Chile: Following Recent Consultation, the IMF Publishes Its Findings
Under Article IV of its Articles of Agreement, the IMF holds annual bilateral discussions with its members to review economic developments and policies.
Recently, it was the turn of Chile and on July 22nd, the IMF issued a press release enclosing its findings - a brief summary of which is listed below:
- Politics: it comments that the newly elected President Bachelet has an ambitious policy agenda that includes reforms in taxation, education, productivity and energy.
- Outlook & Risks: the IMF highlights the shifting position of Chile in a global market where weaker markets for copper, its main export, will have an impact. Growth has slowed resulting in a current output gap. The Peso has depreciated leading to inflation and the IMF predicts that growth will bottom out in 2014, but will recover during 2015.

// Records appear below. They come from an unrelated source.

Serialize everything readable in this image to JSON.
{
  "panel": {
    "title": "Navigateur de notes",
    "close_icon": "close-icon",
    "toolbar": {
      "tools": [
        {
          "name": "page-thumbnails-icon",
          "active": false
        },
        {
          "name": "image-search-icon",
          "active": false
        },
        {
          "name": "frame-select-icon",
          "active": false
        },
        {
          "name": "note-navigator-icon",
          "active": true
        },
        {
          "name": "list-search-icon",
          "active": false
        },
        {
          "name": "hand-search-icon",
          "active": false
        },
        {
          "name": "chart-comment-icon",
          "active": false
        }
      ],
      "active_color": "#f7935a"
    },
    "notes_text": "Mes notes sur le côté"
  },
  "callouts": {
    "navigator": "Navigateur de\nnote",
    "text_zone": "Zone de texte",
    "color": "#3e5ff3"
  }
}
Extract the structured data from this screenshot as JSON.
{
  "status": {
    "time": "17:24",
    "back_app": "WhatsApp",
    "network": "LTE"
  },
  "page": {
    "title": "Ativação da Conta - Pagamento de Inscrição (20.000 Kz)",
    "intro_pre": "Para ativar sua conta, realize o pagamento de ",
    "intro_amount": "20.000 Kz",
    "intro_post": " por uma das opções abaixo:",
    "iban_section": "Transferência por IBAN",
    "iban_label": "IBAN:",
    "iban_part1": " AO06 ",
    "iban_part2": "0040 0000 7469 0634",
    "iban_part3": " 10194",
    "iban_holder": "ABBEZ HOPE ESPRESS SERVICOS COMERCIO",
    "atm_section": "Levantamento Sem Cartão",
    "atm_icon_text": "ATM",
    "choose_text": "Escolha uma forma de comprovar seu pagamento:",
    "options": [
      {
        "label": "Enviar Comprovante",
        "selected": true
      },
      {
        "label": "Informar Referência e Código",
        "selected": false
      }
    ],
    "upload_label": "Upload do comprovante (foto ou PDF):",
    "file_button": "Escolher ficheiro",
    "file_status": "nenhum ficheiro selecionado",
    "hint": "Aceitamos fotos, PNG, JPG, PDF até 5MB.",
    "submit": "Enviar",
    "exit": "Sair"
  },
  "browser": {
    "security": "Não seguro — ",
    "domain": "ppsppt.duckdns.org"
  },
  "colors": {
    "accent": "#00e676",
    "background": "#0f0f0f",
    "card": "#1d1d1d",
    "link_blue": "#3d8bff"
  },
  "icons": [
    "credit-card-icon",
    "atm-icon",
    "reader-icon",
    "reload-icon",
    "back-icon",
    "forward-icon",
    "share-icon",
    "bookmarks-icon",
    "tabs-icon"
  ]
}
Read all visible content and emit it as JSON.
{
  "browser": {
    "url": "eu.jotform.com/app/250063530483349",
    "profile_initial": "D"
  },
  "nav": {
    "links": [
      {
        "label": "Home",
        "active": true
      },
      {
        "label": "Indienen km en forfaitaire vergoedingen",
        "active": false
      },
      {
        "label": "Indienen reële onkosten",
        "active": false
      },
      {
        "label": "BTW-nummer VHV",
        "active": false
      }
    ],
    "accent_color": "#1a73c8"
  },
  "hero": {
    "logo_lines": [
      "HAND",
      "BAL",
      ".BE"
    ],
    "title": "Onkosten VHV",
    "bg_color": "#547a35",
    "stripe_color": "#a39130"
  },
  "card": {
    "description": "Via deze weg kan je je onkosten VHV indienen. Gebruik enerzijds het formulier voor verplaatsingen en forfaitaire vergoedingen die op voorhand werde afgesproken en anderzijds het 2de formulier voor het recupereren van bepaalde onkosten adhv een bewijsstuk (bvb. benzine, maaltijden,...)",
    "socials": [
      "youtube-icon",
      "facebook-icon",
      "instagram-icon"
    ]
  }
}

- Policy Mix: the Peso is free floating and is capable of supporting an economic recovery and there is still room for further quantitative easing should this be required. Public finances are strong and a forecasted close to the fiscal deficit by 2018 is realistic and should be capable of being delivered in a way that avoids further drag on the economy.
- Growth & Equity Reforms: major structural reforms will be required if Chile creates strong growth while meeting its targets for greater equality and the IMF recommends that further clarity on deadlines and priorities will reduce uncertainty and delays.
- Financial Stability: risks to financial stability are contained but it recommended that regulatory reforms currently underway need to be pushed through. It is also recommended that regulatory differences relative to international benchmarks should be addressed – such as bank capital requirements.